When he was in school he longed to be out, and when he was out he longed to be in. On the way he thought about coming home, and coming home he thought about going. Wherever he was he wished he were somewhere else, and when he got there he wondered why he’d bothered. Nothing really interested him—least of all the things that should have.
“It seems to me that almost everything is a waste of time,” he remarked one day as he walked dejectedly home from school. “I can’t see the point in learning to solve useless problems, or subtracting turnips from turnips, or knowing where Ethiopia is or how to spell February.” And, since no one bothered to explain otherwise, he regarded the process of seeking knowledge as the greatest waste of time of all.
As he and his unhappy thoughts hurried along (for while he was never anxious to be where he was going, he liked to get there as quickly as possible) it seemed a great wonder that the world, which was so large, could sometimes feel so small and empty.

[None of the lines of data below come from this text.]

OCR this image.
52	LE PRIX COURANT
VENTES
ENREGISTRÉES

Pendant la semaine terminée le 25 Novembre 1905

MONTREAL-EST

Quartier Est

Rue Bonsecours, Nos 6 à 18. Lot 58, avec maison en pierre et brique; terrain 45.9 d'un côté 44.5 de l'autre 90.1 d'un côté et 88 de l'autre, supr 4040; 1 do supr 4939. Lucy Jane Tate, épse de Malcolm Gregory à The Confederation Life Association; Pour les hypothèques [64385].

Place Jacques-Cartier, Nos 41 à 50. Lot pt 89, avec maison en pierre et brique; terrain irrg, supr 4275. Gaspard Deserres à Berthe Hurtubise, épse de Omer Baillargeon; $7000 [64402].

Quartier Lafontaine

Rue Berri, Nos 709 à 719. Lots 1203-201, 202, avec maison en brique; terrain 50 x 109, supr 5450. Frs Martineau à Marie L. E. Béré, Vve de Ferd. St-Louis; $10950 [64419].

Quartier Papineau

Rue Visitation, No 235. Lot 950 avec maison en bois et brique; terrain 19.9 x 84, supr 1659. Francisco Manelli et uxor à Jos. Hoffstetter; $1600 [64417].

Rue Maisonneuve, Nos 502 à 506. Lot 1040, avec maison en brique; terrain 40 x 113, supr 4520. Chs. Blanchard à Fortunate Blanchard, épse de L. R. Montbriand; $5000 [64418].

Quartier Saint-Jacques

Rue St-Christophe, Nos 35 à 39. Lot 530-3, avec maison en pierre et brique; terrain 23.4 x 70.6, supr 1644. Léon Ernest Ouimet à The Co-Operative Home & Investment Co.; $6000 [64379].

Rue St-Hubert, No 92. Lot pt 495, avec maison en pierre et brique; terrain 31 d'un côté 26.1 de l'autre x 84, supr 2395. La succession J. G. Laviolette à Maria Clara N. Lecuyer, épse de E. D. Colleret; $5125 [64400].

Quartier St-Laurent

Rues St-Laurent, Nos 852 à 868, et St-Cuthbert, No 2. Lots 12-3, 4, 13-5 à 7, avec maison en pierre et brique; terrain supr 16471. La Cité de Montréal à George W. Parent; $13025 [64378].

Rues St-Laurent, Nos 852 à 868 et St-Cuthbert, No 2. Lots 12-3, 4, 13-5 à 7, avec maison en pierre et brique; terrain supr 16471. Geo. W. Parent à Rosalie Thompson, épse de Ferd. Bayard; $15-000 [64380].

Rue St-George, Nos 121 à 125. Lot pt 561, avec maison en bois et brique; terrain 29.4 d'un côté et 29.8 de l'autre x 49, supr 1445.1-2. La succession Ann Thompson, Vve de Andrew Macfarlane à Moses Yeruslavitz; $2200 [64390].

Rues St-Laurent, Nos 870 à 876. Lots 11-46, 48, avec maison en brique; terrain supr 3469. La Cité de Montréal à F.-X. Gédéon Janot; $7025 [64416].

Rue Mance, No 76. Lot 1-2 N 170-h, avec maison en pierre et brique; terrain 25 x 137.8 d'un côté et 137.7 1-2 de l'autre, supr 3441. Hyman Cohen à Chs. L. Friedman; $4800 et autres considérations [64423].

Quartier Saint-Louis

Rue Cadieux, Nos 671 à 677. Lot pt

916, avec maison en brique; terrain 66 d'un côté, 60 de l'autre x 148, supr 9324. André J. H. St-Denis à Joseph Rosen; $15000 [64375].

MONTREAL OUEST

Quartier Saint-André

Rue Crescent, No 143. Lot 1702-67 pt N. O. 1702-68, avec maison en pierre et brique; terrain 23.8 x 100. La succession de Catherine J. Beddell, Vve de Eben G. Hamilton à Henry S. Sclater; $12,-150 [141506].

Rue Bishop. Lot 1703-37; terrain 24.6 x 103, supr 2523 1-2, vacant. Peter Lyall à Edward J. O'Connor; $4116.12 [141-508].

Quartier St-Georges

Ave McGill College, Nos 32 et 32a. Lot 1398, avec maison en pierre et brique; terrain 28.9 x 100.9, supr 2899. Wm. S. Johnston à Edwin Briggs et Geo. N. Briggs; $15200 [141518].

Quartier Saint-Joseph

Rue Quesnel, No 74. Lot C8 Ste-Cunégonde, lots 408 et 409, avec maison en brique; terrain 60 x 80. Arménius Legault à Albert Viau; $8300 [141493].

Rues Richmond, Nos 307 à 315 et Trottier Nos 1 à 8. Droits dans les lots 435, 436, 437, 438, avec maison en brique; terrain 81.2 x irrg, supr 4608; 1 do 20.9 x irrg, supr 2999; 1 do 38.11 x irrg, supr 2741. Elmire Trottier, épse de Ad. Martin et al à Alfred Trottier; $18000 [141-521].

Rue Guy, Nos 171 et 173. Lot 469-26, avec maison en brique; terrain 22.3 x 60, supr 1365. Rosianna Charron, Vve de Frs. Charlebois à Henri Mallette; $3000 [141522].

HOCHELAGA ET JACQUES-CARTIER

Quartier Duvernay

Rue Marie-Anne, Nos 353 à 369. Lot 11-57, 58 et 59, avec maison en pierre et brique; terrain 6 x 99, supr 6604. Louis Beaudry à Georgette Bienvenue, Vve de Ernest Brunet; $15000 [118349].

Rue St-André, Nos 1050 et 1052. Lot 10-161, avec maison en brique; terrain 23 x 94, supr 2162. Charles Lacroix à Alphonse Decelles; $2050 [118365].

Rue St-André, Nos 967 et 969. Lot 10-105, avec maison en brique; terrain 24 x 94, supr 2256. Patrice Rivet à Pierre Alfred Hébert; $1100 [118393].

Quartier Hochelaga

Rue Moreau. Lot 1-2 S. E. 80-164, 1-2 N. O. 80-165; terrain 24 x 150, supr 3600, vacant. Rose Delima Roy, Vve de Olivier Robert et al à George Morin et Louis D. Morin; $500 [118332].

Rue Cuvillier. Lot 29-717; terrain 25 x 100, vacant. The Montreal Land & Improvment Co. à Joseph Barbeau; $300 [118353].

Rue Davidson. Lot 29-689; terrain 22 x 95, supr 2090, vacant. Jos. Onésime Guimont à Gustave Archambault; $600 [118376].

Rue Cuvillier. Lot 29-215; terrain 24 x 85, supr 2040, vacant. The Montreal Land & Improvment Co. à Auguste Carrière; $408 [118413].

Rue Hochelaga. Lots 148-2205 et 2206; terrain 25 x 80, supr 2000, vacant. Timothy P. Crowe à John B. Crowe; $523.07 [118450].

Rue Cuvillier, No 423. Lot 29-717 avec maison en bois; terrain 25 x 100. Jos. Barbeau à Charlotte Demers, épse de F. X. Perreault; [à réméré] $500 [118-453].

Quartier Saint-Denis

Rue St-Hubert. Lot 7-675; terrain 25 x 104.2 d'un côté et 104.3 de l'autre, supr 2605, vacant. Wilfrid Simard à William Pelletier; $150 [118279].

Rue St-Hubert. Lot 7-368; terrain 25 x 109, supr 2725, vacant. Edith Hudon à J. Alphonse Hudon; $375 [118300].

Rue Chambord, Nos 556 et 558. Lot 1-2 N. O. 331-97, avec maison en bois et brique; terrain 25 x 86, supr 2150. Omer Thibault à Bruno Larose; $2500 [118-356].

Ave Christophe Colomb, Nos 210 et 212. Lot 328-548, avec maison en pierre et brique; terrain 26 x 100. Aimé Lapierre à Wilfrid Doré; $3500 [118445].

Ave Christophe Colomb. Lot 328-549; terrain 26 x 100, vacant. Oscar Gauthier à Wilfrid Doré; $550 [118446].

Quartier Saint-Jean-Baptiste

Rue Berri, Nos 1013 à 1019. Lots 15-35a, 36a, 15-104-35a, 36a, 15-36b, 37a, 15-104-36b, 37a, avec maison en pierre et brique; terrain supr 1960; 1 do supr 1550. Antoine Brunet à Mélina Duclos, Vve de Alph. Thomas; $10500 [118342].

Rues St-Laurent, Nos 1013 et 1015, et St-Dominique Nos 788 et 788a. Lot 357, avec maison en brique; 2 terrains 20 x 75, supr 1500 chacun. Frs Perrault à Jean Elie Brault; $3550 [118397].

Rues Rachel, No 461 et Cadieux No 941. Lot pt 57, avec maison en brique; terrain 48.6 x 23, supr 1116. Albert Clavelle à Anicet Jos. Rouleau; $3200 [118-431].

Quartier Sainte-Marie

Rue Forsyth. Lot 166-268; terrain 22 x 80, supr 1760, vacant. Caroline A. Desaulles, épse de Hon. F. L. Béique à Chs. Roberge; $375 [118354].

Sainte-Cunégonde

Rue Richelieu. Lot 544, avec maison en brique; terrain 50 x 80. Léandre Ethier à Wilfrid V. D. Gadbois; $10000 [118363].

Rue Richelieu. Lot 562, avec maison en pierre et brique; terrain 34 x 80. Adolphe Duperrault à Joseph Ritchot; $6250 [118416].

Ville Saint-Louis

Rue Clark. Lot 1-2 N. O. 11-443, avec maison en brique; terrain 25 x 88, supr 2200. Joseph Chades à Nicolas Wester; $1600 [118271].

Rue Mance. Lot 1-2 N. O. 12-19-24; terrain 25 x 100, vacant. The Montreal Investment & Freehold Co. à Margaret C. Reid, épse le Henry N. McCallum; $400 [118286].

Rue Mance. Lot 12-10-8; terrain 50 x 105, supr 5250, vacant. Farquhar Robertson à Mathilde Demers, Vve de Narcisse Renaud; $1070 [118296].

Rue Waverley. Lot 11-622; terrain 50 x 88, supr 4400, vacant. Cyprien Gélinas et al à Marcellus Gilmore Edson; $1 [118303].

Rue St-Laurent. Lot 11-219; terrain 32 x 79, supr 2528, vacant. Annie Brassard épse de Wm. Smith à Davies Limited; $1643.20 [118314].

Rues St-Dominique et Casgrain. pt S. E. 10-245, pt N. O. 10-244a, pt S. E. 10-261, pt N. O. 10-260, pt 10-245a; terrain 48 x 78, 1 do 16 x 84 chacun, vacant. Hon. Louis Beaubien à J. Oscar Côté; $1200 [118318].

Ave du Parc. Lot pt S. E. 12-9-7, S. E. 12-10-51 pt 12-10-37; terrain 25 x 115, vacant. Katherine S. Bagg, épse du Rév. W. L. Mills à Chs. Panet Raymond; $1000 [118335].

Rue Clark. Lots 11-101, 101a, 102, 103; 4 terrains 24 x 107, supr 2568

“And worst of all,” he continued sadly, “there’s nothing for me to do, nowhere I’d care to go, and hardly anything worth seeing.” He punctuated this last thought with such a deep sigh that a house sparrow singing nearby stopped and rushed home to be with his family.
Without stopping or looking up, Milo dashed past the buildings and busy shops that lined the street and in a few minutes reached home—dashed through the lobby—hopped onto the elevator—two, three, four, five, six, seven, eight, and off again—opened the apartment door—rushed into his room—flopped dejectedly into a chair, and grumbled softly, “Another long afternoon.”
He looked glumly at all the things he owned. The books that were too much trouble to read, the tools he’d never learned to use, the small electric automobile he hadn’t driven in months—or was it years?—and the hundreds of other games and toys, and bats and balls, and bits and pieces scattered around him. And then, to one side of the room, just next to the phonograph, he noticed something he had certainly never seen before.
Who could possibly have left such an enormous package and such a strange one? For, while it was not quite square, it was definitely not round, and for its size it was larger than almost any other big package of smaller dimension that he’d ever seen.